Exercise 2. The Dupire surface requires smooth call prices \(C(K,T)\). Explain why raw market data must be interpolated before applying the formula.

Solution to Exercise 2

Market quotes are discrete (finite strikes and maturities), noisy (bid-ask spread), and may contain arbitrage violations. The Dupire formula requires first and second derivatives of \(C\) with respect to \(K\) and \(T\). Differentiating noisy discrete data amplifies errors dramatically. Interpolation (e.g., SVI parametric fit or spline) creates a smooth, arbitrage-free surface from which derivatives can be computed reliably.


Exercise 3. If \(\partial^2 C/\partial K^2 < 0\) at some point, the Dupire formula gives \(\sigma_{\text{loc}}^2 < 0\).
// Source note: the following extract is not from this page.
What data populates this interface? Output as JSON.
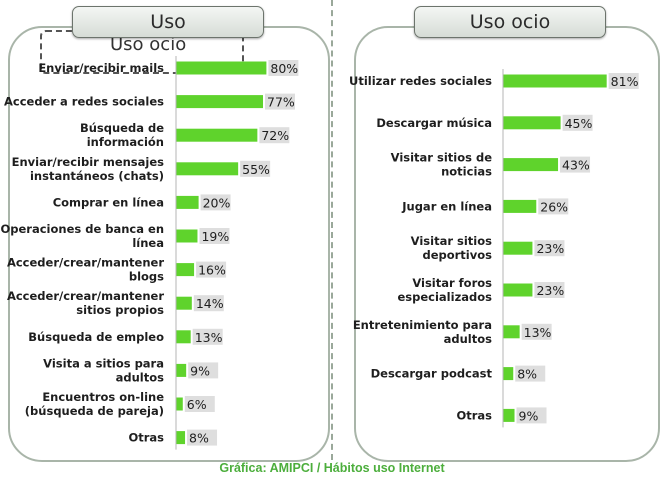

What does this indicate?

Solution to Exercise 3

A negative butterfly spread (\(\partial^2 C/\partial K^2 < 0\)) indicates a butterfly arbitrage: the risk-neutral density is negative, which is impossible. This means the input call price surface is not arbitrage-free. The interpolation or raw data must be corrected to ensure \(\partial^2 C/\partial K^2 \geq 0\) everywhere before applying Dupire.


Exercise 4. Compare the Dupire local volatility surface with the implied volatility surface. Which varies more with strike? Explain the relationship.

Solution to Exercise 4

Local volatility varies approximately twice as much as implied volatility with respect to strike. The heuristic is \(\sigma_{\text{loc}}(K) \approx \sigma_{\text{imp}}(K) + K\frac{\partial\sigma_{\text{imp}}}{\partial K}\frac{\ln(S/K)}{\sigma_{\text{imp}}\sqrt{T}}\). Since the skew \(\partial\sigma_{\text{imp}}/\partial K < 0\) for equity indices, local vol has a steeper skew. The local vol surface is the "instantaneous" measure of volatility, while implied vol is an average over the option lifetime.